And the trend apparently has been broken: a Sim City announcement which does not seem to detract from public perception in a meaningful way.

The latest reboot of SimCity prides itself upon each event being driven some set of signals which in turn perpetuate. Your coal industry is reliant upon a finite and definite quantity of coal. Your houses need sims to live in them to be populate. That sim needs to have a way to work. That way to work needs to have some acceptable level of traffic. You see where the complexity can occur.

EA decided to focus on the educational aspect with their recently announced SimCityEDU. Teachers will be able to create content within this version of SimCity to be used as a lesson plan for students interested in government-like topics.

I must say that I never expected EA to go directly into the teaching resources market — but kudos on them for doing that. Games teach people valuable skills.
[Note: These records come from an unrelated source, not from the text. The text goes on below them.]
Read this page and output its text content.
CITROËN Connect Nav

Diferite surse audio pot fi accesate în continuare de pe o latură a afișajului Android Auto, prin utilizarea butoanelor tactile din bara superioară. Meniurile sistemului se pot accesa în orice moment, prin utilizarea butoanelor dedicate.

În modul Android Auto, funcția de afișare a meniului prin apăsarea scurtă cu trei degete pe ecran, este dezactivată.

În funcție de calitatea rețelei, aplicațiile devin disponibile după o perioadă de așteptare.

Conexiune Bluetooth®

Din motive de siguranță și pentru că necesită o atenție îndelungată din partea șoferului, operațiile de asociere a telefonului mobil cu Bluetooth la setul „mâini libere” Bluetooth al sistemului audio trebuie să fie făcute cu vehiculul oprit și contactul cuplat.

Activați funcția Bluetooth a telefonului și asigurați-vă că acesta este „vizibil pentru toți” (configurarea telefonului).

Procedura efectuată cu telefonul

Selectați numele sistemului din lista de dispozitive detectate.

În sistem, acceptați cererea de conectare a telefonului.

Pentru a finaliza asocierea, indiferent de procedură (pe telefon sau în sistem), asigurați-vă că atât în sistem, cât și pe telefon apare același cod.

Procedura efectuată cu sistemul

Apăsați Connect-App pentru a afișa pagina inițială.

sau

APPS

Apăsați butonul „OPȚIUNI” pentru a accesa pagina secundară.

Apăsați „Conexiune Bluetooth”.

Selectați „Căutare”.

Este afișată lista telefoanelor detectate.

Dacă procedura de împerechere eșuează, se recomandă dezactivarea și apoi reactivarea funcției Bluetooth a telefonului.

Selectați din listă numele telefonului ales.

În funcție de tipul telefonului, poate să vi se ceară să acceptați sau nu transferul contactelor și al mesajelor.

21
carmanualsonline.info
Traditional educational games really tend to be wasted time because at best they are designed to help students with quick mental reflexes and memorization — all skills easily replaced by a calculator. Designing the resource to be used as an assignment within a structure lesson plan does not fall into that trap however: students are engaged to apply knowledge and learn through experimentation.

This is the way I have traditionally explained educational games in the past: teaching students how to quickly sum up loose change at best prepares them for a career as a cashier. Giving them a scenario and letting them contextualize it into a logic problem which they then solve… now that could be powerful.